Im surprised that Remix doesn’t get much love in the community. Or is it because Vercel and their influencer team is yelling so loud about Next that we can’t hear the Remix people?
I feel like Remix is rising pretty fast. The death of create-react-app has pushed people to frameworks and Next (while loudly marketed by Vercel) feels overweight and underpolished for people who just want something that focuses on the most common use cases with minimal setup / fiddling where remix shines.
You want to do a lot but you don't want to pay for it. There is a shit ton of complexity on the web and the current frameworks (ie: NextJS/React/TypeScript) try to hide/manage this complexity but this only goes so far.
As soon as you hit an edge outside of their matrix of management you open the dark Pandora box of front-end development.

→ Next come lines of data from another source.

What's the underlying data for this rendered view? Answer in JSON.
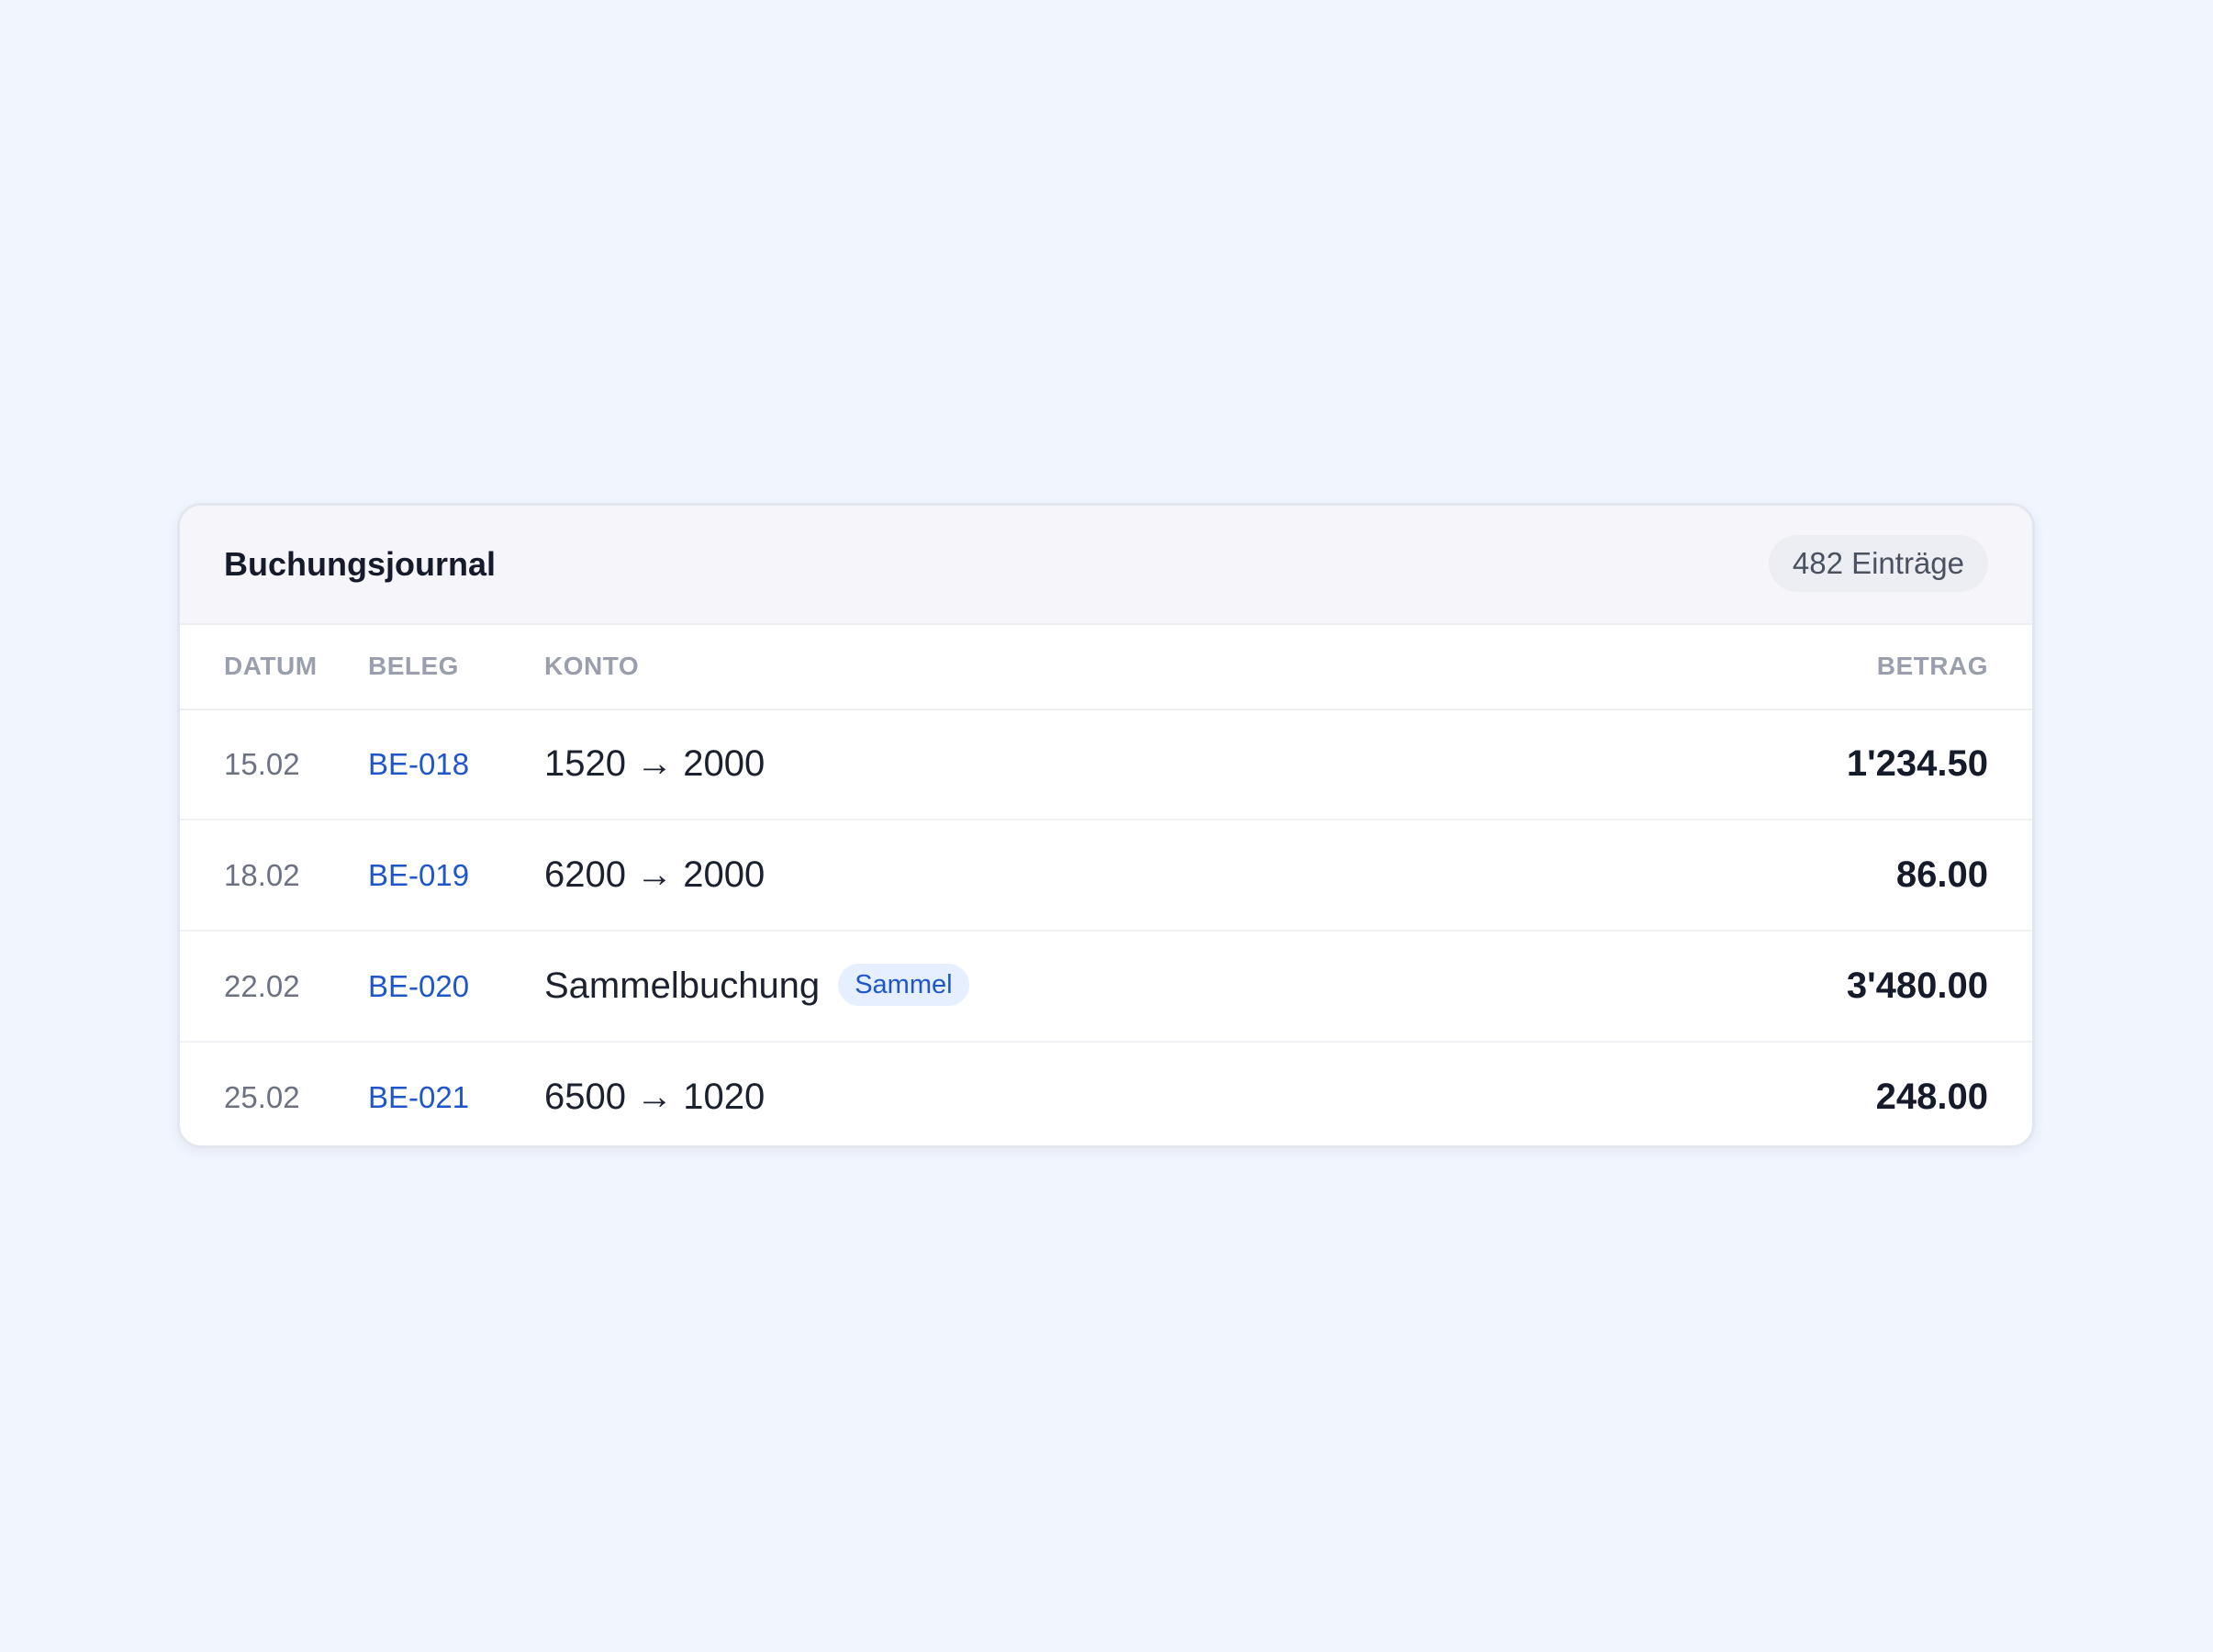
{
  "journal": {
    "title": "Buchungsjournal",
    "entry_count": "482 Einträge",
    "columns": {
      "date": "DATUM",
      "ref": "BELEG",
      "account": "KONTO",
      "amount": "BETRAG"
    },
    "rows": [
      {
        "date": "15.02",
        "ref": "BE-018",
        "account": "1520 → 2000",
        "tag": "",
        "amount": "1'234.50"
      },
      {
        "date": "18.02",
        "ref": "BE-019",
        "account": "6200 → 2000",
        "tag": "",
        "amount": "86.00"
      },
      {
        "date": "22.02",
        "ref": "BE-020",
        "account": "Sammelbuchung",
        "tag": "Sammel",
        "amount": "3'480.00"
      },
      {
        "date": "25.02",
        "ref": "BE-021",
        "account": "6500 → 1020",
        "tag": "",
        "amount": "248.00"
      }
    ]
  },
  "colors": {
    "background": "#f0f5fe",
    "card": "#ffffff",
    "header": "#f6f5fa",
    "link": "#1f56c9",
    "tag_bg": "#e6efff",
    "text_primary": "#161b2b",
    "text_muted": "#9a9fae"
  }
}
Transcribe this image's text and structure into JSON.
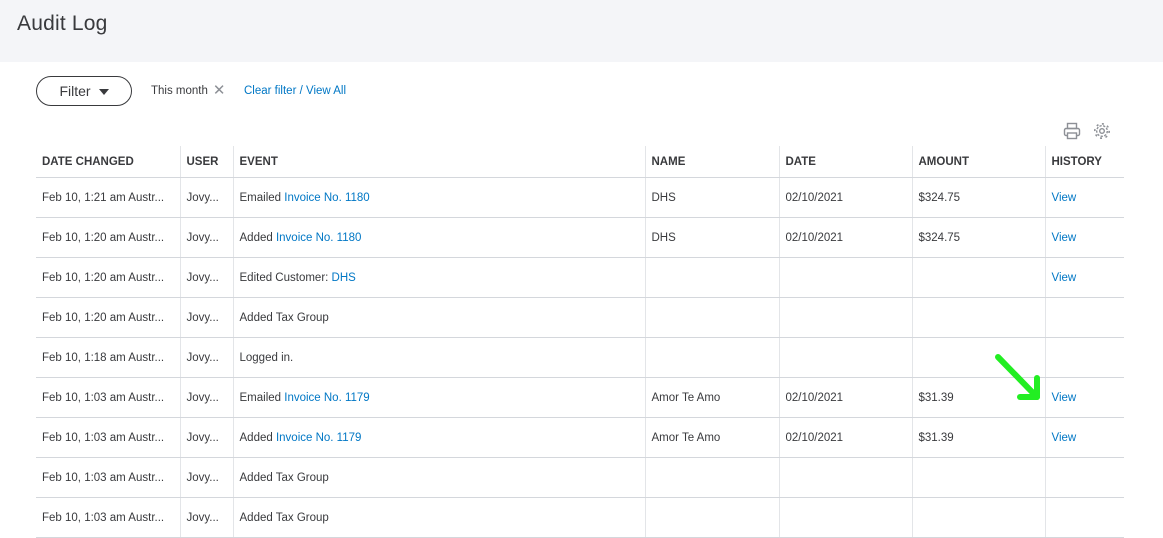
{
  "page": {
    "title": "Audit Log"
  },
  "filter": {
    "button_label": "Filter",
    "chip_label": "This month",
    "clear_link": "Clear filter / View All"
  },
  "toolbar": {
    "icons": [
      "print-icon",
      "settings-gear-icon"
    ]
  },
  "table": {
    "headers": [
      "DATE CHANGED",
      "USER",
      "EVENT",
      "NAME",
      "DATE",
      "AMOUNT",
      "HISTORY"
    ],
    "rows": [
      {
        "date_changed": "Feb 10, 1:21 am Austr...",
        "user": "Jovy...",
        "event_text": "Emailed ",
        "event_link": "Invoice No. 1180",
        "name": "DHS",
        "date": "02/10/2021",
        "amount": "$324.75",
        "history": "View"
      },
      {
        "date_changed": "Feb 10, 1:20 am Austr...",
        "user": "Jovy...",
        "event_text": "Added ",
        "event_link": "Invoice No. 1180",
        "name": "DHS",
        "date": "02/10/2021",
        "amount": "$324.75",
        "history": "View"
      },
      {
        "date_changed": "Feb 10, 1:20 am Austr...",
        "user": "Jovy...",
        "event_text": "Edited Customer: ",
        "event_link": "DHS",
        "name": "",
        "date": "",
        "amount": "",
        "history": "View"
      },
      {
        "date_changed": "Feb 10, 1:20 am Austr...",
        "user": "Jovy...",
        "event_text": "Added Tax Group",
        "event_link": "",
        "name": "",
        "date": "",
        "amount": "",
        "history": ""
      },
      {
        "date_changed": "Feb 10, 1:18 am Austr...",
        "user": "Jovy...",
        "event_text": "Logged in.",
        "event_link": "",
        "name": "",
        "date": "",
        "amount": "",
        "history": ""
      },
      {
        "date_changed": "Feb 10, 1:03 am Austr...",
        "user": "Jovy...",
        "event_text": "Emailed ",
        "event_link": "Invoice No. 1179",
        "name": "Amor Te Amo",
        "date": "02/10/2021",
        "amount": "$31.39",
        "history": "View"
      },
      {
        "date_changed": "Feb 10, 1:03 am Austr...",
        "user": "Jovy...",
        "event_text": "Added ",
        "event_link": "Invoice No. 1179",
        "name": "Amor Te Amo",
        "date": "02/10/2021",
        "amount": "$31.39",
        "history": "View"
      },
      {
        "date_changed": "Feb 10, 1:03 am Austr...",
        "user": "Jovy...",
        "event_text": "Added Tax Group",
        "event_link": "",
        "name": "",
        "date": "",
        "amount": "",
        "history": ""
      },
      {
        "date_changed": "Feb 10, 1:03 am Austr...",
        "user": "Jovy...",
        "event_text": "Added Tax Group",
        "event_link": "",
        "name": "",
        "date": "",
        "amount": "",
        "history": ""
      }
    ]
  },
  "annotation": {
    "arrow_color": "#22ee22",
    "icon": "green-arrow-icon"
  },
  "colors": {
    "link": "#0077c5",
    "header_bg": "#f4f5f8",
    "text": "#393a3d"
  }
}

I remember when I first read this blog post, https://www.figma.com/blog/how-we-built-the-figma-plugin-sys.... Besides now feeling a bit old realizing this was 5 years ago, I remember thinking what an amazing engineering culture they must have at Figma (besides having a bunch of brilliant people). I mean, they talked about essentially trying out a tech path for a month and then deciding that path was a dead end - I find this so rare in startups where there is a lot of pressure to continually demonstrate "progress".
As a corollary, though, I think those kinds of cultures are only possible if your team is composed of primarily brilliant people, because these brilliant people can move faster than most competitors even if they do wander down an unproductive path for a while, and there is total trust that the folks on your team are capable and self-motivated.
That said, on one project I did have a semi-decent experience with a debugger for PHP (couple of decades back) and when it worked - it was great. PHP didn't have much of a REPL then, though.